Hacker News new | ask | show | jobs
by saas_co_de 3084 days ago
Yes, wholesale broadband rates are dirt cheap and falling like a rock forever because of improvements in technology.

What you pay for for broadband in the home is: 1) last mile connection (expensive to install) 2) bribes (sorry, "franchise fees") 3) advertising to maintain the illusion of competition 4) customer support to help you deal with your anger and cancel/activate you when you switch between various shitty providers to maintain the illusion of competition

1 comments

What kills me about the advertising are three things:

1) It creates a huge barrier to entry because new ISPs have a hard time getting any name recognition.

2) Newpapers, radio stations, and television stations probably wouldn't want to say anything bad about telephone or cable providers.
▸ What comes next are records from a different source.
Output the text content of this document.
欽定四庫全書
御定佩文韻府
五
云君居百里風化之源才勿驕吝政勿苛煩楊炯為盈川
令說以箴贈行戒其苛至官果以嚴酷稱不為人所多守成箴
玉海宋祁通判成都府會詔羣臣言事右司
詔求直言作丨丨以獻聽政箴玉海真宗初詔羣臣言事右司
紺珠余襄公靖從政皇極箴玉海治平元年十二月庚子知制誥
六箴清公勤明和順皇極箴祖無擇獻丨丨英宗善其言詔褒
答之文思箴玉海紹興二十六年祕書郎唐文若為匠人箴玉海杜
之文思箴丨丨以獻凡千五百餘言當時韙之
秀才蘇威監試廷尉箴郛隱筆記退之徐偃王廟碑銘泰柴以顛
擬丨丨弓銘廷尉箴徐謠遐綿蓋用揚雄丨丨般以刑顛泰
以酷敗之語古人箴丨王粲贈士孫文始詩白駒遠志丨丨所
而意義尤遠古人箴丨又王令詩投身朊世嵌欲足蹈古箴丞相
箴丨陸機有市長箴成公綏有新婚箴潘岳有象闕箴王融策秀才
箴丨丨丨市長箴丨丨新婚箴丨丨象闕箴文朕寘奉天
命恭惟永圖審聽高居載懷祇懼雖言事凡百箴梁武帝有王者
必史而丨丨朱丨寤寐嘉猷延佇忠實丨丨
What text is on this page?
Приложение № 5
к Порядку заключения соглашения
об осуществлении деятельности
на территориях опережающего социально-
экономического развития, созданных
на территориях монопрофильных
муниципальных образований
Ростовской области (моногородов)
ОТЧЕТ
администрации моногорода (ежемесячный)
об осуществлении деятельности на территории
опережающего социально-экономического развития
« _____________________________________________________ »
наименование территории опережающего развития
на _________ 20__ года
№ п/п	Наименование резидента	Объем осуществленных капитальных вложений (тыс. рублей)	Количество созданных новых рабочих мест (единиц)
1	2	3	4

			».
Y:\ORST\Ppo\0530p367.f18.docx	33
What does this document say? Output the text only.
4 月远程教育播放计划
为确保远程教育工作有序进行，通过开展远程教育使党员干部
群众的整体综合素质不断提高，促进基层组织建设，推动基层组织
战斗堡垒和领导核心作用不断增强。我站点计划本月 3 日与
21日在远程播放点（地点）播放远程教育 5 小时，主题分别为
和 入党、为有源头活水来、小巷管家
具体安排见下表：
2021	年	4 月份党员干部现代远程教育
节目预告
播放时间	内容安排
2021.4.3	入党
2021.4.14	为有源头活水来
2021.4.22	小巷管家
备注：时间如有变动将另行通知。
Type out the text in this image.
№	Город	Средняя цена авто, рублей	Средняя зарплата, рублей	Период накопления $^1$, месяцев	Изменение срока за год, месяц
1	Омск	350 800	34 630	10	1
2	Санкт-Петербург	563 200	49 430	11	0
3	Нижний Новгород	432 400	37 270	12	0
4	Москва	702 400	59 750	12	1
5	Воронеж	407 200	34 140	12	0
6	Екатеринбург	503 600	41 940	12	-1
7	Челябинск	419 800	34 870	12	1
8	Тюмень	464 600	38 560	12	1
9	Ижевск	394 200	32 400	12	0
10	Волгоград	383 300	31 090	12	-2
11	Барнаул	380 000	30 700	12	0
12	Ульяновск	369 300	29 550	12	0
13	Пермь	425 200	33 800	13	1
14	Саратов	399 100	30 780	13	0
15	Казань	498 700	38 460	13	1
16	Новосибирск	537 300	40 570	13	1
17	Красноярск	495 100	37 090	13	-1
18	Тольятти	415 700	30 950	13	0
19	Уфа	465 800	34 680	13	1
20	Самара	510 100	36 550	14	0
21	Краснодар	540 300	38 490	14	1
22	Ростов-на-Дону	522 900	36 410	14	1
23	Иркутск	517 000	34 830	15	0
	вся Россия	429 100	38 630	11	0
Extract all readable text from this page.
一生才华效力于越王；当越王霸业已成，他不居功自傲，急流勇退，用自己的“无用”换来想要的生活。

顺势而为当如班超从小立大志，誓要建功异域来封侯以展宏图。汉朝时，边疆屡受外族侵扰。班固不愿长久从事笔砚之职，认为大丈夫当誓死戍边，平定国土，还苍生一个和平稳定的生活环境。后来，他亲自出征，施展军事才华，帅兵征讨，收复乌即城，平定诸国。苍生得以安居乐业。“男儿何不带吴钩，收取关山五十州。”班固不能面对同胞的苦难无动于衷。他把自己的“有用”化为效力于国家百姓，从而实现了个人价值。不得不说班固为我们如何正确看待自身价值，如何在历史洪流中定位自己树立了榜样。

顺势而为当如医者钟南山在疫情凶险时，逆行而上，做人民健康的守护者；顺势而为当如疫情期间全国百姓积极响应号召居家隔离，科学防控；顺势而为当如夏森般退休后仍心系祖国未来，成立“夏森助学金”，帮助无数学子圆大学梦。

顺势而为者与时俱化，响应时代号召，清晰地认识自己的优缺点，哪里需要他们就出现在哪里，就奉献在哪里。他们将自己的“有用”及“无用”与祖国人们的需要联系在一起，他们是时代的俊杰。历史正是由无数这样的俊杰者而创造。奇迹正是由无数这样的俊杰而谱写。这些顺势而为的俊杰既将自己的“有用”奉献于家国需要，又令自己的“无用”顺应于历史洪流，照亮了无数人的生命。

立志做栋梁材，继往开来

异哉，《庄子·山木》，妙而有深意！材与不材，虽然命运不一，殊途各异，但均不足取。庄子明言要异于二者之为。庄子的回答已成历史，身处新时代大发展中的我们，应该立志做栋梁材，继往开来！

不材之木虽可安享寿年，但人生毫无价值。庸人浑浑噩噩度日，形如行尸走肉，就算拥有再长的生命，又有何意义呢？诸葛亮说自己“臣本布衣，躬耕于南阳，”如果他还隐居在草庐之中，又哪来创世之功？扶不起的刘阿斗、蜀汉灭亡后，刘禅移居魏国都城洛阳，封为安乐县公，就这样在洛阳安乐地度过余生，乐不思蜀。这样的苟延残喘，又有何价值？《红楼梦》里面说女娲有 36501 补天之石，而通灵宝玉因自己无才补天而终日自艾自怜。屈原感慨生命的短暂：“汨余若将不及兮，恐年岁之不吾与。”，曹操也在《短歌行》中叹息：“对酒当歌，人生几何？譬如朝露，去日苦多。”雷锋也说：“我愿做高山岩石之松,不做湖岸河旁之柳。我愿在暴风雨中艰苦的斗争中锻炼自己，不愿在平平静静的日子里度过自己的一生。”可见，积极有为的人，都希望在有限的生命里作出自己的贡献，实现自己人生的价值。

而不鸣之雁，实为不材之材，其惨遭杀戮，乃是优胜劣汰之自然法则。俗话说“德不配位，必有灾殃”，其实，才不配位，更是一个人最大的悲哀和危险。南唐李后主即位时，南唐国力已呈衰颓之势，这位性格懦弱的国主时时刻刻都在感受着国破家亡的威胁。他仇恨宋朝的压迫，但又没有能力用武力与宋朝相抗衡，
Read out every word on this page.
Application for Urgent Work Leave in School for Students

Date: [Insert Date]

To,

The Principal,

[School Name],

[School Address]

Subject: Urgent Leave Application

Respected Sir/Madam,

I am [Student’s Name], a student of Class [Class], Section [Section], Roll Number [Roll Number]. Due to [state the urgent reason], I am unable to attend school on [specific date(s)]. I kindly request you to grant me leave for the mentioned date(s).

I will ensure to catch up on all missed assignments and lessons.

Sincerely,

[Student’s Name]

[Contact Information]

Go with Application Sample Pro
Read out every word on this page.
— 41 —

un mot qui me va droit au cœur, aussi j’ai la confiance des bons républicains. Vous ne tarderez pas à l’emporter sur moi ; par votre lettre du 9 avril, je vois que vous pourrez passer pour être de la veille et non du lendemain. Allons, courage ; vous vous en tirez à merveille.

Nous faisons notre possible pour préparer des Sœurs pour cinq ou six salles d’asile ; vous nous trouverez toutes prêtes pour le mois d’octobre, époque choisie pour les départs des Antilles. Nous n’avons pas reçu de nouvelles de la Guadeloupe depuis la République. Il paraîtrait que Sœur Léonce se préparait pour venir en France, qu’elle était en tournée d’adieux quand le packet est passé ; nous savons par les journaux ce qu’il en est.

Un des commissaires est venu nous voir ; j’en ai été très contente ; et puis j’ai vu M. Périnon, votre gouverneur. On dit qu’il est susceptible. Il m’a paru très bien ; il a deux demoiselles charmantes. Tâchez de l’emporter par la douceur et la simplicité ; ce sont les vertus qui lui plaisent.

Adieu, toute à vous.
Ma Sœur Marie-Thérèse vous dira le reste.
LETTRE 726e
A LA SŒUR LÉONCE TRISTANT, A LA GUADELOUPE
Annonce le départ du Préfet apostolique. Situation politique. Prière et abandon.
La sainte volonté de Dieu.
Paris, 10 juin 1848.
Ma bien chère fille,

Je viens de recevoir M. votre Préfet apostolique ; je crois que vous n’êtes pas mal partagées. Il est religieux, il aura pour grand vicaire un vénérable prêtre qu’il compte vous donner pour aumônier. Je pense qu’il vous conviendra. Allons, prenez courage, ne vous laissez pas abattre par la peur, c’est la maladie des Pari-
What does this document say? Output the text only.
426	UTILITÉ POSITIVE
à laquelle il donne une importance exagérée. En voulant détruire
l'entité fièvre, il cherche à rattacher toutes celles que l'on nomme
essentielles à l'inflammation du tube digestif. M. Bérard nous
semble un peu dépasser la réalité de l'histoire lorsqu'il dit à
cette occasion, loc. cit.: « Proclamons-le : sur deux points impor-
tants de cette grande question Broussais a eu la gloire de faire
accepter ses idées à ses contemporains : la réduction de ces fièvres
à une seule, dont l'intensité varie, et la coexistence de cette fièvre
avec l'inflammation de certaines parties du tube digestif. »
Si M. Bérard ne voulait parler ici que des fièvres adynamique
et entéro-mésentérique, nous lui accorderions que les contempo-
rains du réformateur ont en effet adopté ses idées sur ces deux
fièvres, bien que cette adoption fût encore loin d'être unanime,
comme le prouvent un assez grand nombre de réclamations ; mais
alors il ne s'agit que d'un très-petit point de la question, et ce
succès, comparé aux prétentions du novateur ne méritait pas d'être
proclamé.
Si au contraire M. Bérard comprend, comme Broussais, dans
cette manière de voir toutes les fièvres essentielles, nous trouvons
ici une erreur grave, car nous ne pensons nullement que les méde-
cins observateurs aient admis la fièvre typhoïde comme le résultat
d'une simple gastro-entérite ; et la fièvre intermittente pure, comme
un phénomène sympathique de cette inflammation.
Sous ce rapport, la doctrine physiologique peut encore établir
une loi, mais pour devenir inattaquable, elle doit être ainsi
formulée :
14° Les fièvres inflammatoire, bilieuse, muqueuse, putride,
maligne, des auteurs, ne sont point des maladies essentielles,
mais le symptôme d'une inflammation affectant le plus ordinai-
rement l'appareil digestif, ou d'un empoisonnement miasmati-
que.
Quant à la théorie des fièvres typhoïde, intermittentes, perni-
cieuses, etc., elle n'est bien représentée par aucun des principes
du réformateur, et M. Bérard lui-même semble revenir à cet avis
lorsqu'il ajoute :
Imagine the phone call an NBC TV station would get if it attacked Comcast. That advertising is a good chunk of money.

3) Advertising is rolled into the PUC-approved "cost of doing business" and the cable or telephone companies get to add their profits on top of that.

We’re working on www.altheamesh.com to create networks where participants within the network can compete with one another to provide better service without the end consumers having to switch providers.

This is accomplished by adding a price metric to the routing protocol so that packets are routed along the best and cheapest paths.

So if you notice that a certain neighborhood has bad service, you can set up some kind of connection to it and sell into that network to make a profit. No advertising. The end users will only notice their internet access getting cheaper and or better.